I get that it would be a sort of undoing of the distutils purge, but build and packaging seem at least as important as importlib.*, and that approach seems to work to balance the flexibility/stability tradeoff of stdlib vs PyPI.

2 Likes

Not at all. Everything that this tool would have to do is specified by PEPs, which gives us stability that distutils never had (specifically, distutils had to invoke platform-specific compilers, which are not covered by our own PEPs).

The challenge is persuading the maintainers of these libraries to give up their current flexibility. We’re somewhat failing that with importlib.resources at the moment, leading to more drastic API changes over time than some of us are comfortable with. But I think with a clearly specified API and willing maintainers, there’s nothing actually stopping this from happening.


Also, we’re onto a very new topic here. Whoever continues this path, please start a new thread.

4 Likes

I would not recommend pinning build dependencies in pyproject.toml for the same reasons that project.dependencies or setup.py install_requires should not be pinned nor bounded more than strictly necessary.

The difference when using pyproject.toml is that it enables build isolation by default. But you can disable it with options of pip (--no-build-isolation) and build (--no-isolation), so as to use the same deterministic build environment you were using by invoking setup.py directly.

So you can have pyproject.toml and determinism.

1 Like

With cibuildwheel the environment is always isolated but could you use something like CIBW_BEFORE_BUILD='pip install -r requirements-build-pinned.txt?

How would you pass this over to someone who does pip install foo and ends up installing from the sdist?

Is it not expected that anyone with the sdist should be able to reproduce the same versions of build requirements that were used to generate the PyPI wheels?

1 Like

They can, but it’s not expected to be the default.
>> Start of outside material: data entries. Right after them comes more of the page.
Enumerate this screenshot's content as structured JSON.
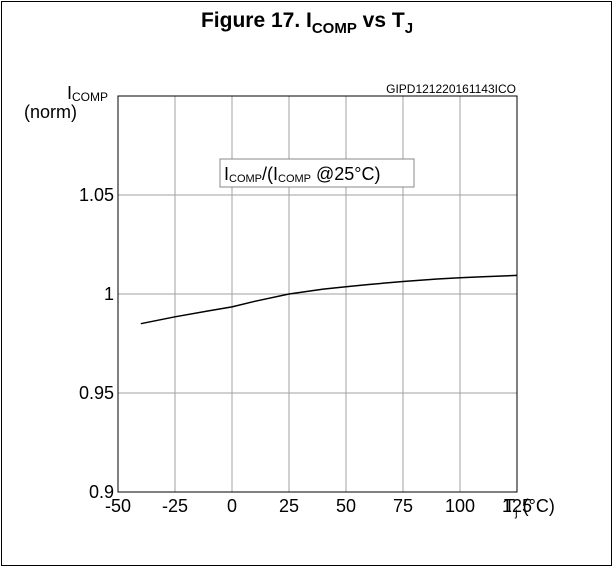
{
  "chart_data": {
    "type": "line",
    "title": {
      "main": "Figure 17. I",
      "sub1": "COMP",
      "mid": " vs T",
      "sub2": "J"
    },
    "code_label": "GIPD121220161143ICO",
    "ylabel": {
      "main": "I",
      "sub": "COMP",
      "line2": "(norm)"
    },
    "xlabel": {
      "main": "T",
      "sub": "j",
      "rest": " (°C)"
    },
    "annotation": {
      "p1": "I",
      "s1": "COMP",
      "p2": "/(I",
      "s2": "COMP",
      "p3": " @25°C)"
    },
    "xlim": [
      -50,
      125
    ],
    "ylim": [
      0.9,
      1.1
    ],
    "x_ticks": [
      {
        "value": -50,
        "label": "-50"
      },
      {
        "value": -25,
        "label": "-25"
      },
      {
        "value": 0,
        "label": "0"
      },
      {
        "value": 25,
        "label": "25"
      },
      {
        "value": 50,
        "label": "50"
      },
      {
        "value": 75,
        "label": "75"
      },
      {
        "value": 100,
        "label": "100"
      },
      {
        "value": 125,
        "label": "125"
      }
    ],
    "y_ticks": [
      {
        "value": 0.9,
        "label": "0.9"
      },
      {
        "value": 0.95,
        "label": "0.95"
      },
      {
        "value": 1.0,
        "label": "1"
      },
      {
        "value": 1.05,
        "label": "1.05"
      }
    ],
    "grid": true,
    "series": [
      {
        "x": [
          -40,
          -25,
          -10,
          0,
          10,
          25,
          40,
          50,
          60,
          75,
          90,
          100,
          110,
          125
        ],
        "y": [
          0.985,
          0.9885,
          0.9915,
          0.9935,
          0.9963,
          1.0,
          1.0025,
          1.0037,
          1.0048,
          1.0063,
          1.0076,
          1.0082,
          1.0087,
          1.0094
        ]
      }
    ],
    "colors": {
      "line": "#000000",
      "grid": "#a0a0a0"
    }
  }
}
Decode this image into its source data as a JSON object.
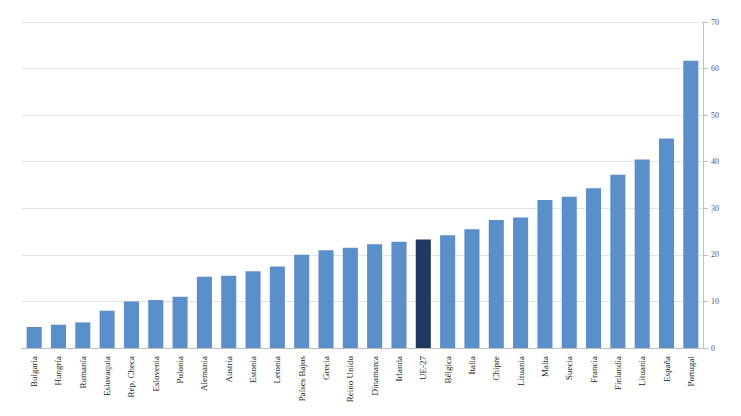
{
  "chart_data": {
    "type": "bar",
    "categories": [
      "Bulgaria",
      "Hungría",
      "Rumanía",
      "Eslovaquia",
      "Rep. Checa",
      "Eslovenia",
      "Polonia",
      "Alemania",
      "Austria",
      "Estonia",
      "Letonia",
      "Países Bajos",
      "Grecia",
      "Reino Unido",
      "Dinamarca",
      "Irlanda",
      "UE-27",
      "Bélgica",
      "Italia",
      "Chipre",
      "Lituania",
      "Malta",
      "Suecia",
      "Francia",
      "Finlandia",
      "Lituania",
      "España",
      "Portugal"
    ],
    "values": [
      4.5,
      5,
      5.5,
      8,
      10,
      10.3,
      11,
      15.3,
      15.5,
      16.5,
      17.5,
      20,
      21,
      21.5,
      22.3,
      22.8,
      23.3,
      24.2,
      25.5,
      27.5,
      28,
      31.8,
      32.5,
      34.3,
      37.2,
      40.5,
      45,
      61.7
    ],
    "colors": [
      "#5b8fc9",
      "#5b8fc9",
      "#5b8fc9",
      "#5b8fc9",
      "#5b8fc9",
      "#5b8fc9",
      "#5b8fc9",
      "#5b8fc9",
      "#5b8fc9",
      "#5b8fc9",
      "#5b8fc9",
      "#5b8fc9",
      "#5b8fc9",
      "#5b8fc9",
      "#5b8fc9",
      "#5b8fc9",
      "#1f3a60",
      "#5b8fc9",
      "#5b8fc9",
      "#5b8fc9",
      "#5b8fc9",
      "#5b8fc9",
      "#5b8fc9",
      "#5b8fc9",
      "#5b8fc9",
      "#5b8fc9",
      "#5b8fc9",
      "#5b8fc9"
    ],
    "ylim": [
      0,
      70
    ],
    "yticks": [
      0,
      10,
      20,
      30,
      40,
      50,
      60,
      70
    ],
    "grid": true
  }
}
The default is that they get a successful build of their own. To get a build with matching dependencies they’re going to have to find another reference (such as a doc page) that explains how to do it.

The difference is that for the default, they no longer need to find that page. Pre-pyproject.toml, it was impossible to build any package without looking up its specific docs.

1 Like

This is a valid use case, but my point was about the difference between building with a standard build front end and direct setup.py invocation. I wanted to highlight that both stand on the same foot with respect to build reproducibility.

It seems unfortunate that you have to choose between having pinned build dependencies and having build isolation. Ideally for deterministic builds you would want both together.

1 Like

Was it? I suppose that for the majority of projects, python setup.py bdist_wheel would have worked fine?

I’m not sure why, if you are pinning dependencies, you wouldn’t also want a clean environment for them…?

Well, yeah, probably. “Any” was a bit hyperbolic. If you had the right dependencies available and configured, and the project had hacked distutils/setuptools sufficiently to hide any extra steps behind bdist_wheel (and those hacks hadn’t broken), chances are it was going to work.

I recently went through about 30 commonly used packages (and none were the “tricky” ones) to set up rebuilds, and only a minority Just Worked. (Though figuring out how to run tests was much harder than how to build - at least there are only two real choices for building.)

1 Like

This isn’t including pure-Python projects, I assume?